Got mine today! It looks pretty good. I should have made the last line of type a bit larger, but it looks good overall.

My husband says the signs I paint are better.  He's a good husband.   I don't know why I am smiling so much, LOL.


----------



## Diaval (Oct 19, 2009)

I know this is an older thread, but what I would like is to have signs / banners made up in the old Coney Island Sideshow style. Those signs always had a creepy feel to them. ...And I am a big fan of Coney Island's past anyway . I would like to know of someone that could make them up for a good price as I don't want to blow most of my Halloween budget just on signs.

Thanx,
Geo


----------



## BlueFrog (Oct 20, 2009)

This is a longshot, but try Bella Maria Art in Elgin, IL. She does a lot of banners and other large-scale signage. No idea whether she does commissions or what she'd charge but based on her work that I've seen, I think she could really pull off the old Coney Island look. Tell her T sent you.


----------



## awokennightmare (Jan 17, 2013)

I really wish I knew about the deal that you got on those earlier! They look great!


----------



## "i got a rock!" (Apr 20, 2013)

Try Bannerbuzz.com I had some really nice sideshow banners made for my carnevil party last year, did it all on their website- design your own, less than 10 bucks a piece, on heavy vinyl with grommets for hanging .


----------



## awokennightmare (Jan 17, 2013)

Thanks for the link!


----------



## Ghost of Spookie (Sep 28, 2008)

The Coupon Discount area has a special offer they have going *right now* at Shindigz (where I designed my banners). Look for the Code there. Applies to two orientations and sizes of personalize banners. You can personalize them entirely and/or use some banners with backgrounds already and just add text and/or graphics. Expires Thurs. 7/25. One coupon code for this offer _per year_ apparently.


Anyway here are a few more banners I put together today. I like the idea of having banners for each of my areas of the carnival. First one is for my Arcade area. There design with my 4 lines of Text. Think this arcade area will be staged in my two garages (one single, one double) and games will be played in the dark with probably fluorescent game pieces lit by black lighting.
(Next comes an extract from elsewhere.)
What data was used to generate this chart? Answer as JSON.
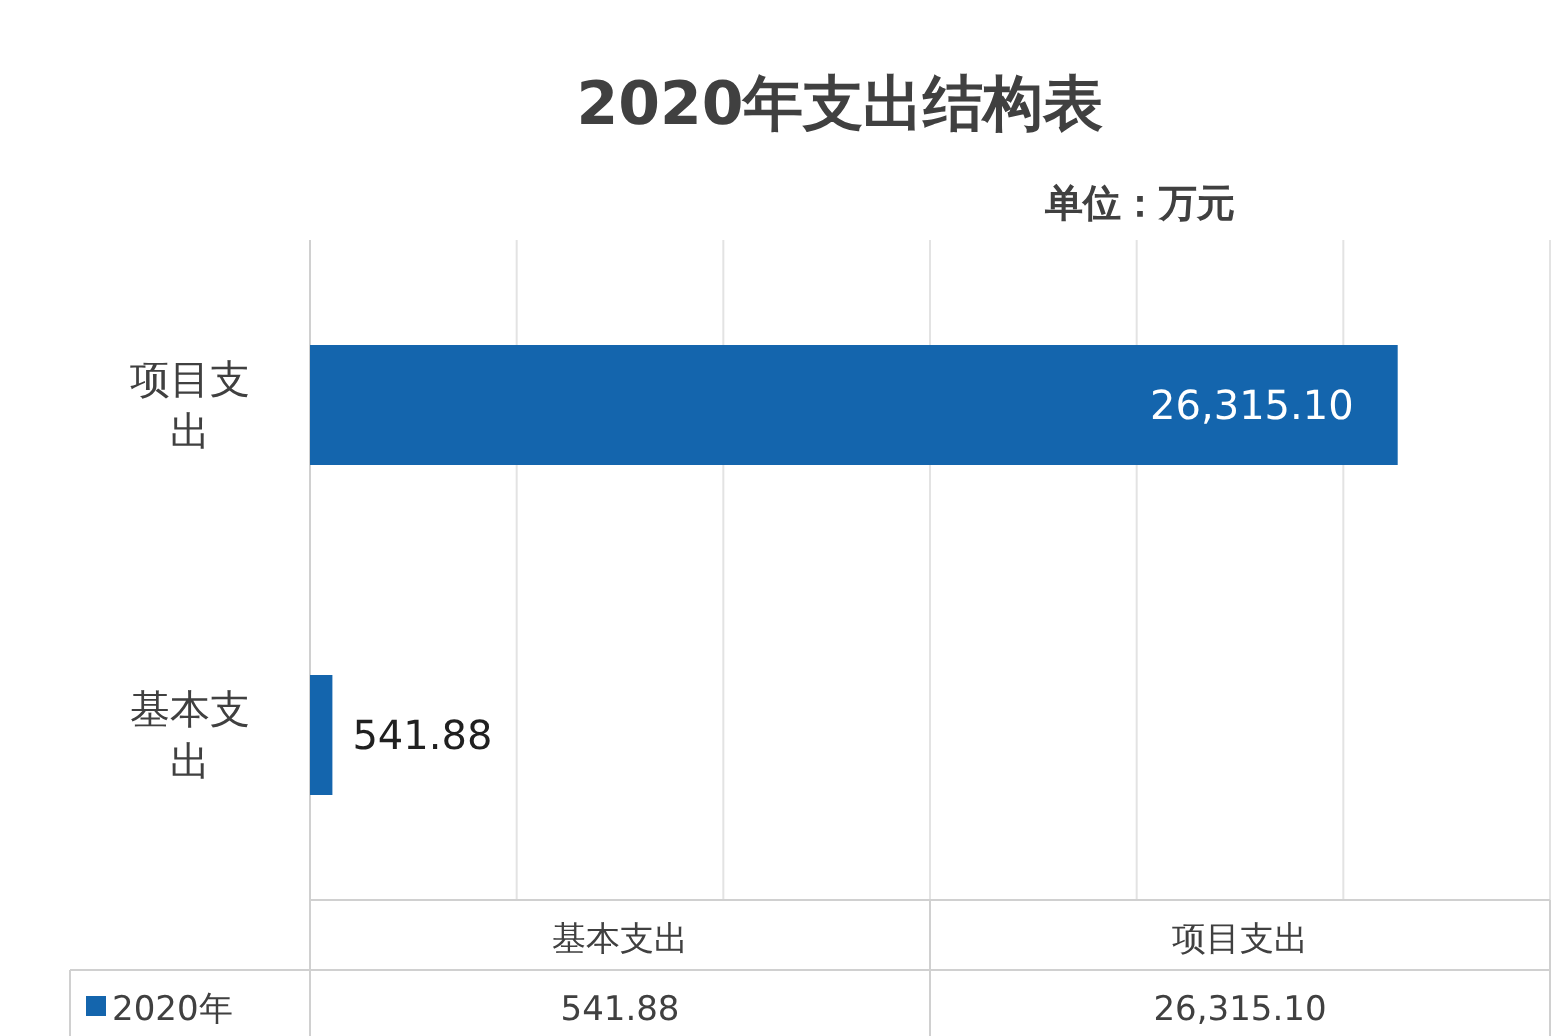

Then I saw a background banner that used a spider web and thought, Spider Room maze! Here is one design I came up with (their standard background and my Text and Shindigz spider graphic used). I'm showing all 4 designs where I just altered the color of the text of "The". As you will see it does give a different look. I think the Yellow looks kind of comic book-like; the Red, kind of Spiderman-like, the Black text with White Outlining and the White text with Black Outlining both call attention to the Web of Terror in a slightly different way.

1.







2.







3.







4.










Which version do you like best of The WEB of TERROR? Hoping this gets you to get creative and try out a few variations on your own.


----------



## scheibla (Apr 14, 2013)

Ghost of Spookie said:


> Which version do you like best of The WEB of TERROR? Hoping this gets you to get creative and try out a few variations on your own.


I like #3!


----------



## EviLEye (Oct 21, 2012)

'I got a rock'...those are killer banners.

What is the image size you used for them? I was checking online and don't necessarily see hi-rez images so was wondering what your file sizes were cause the banners look great.


----------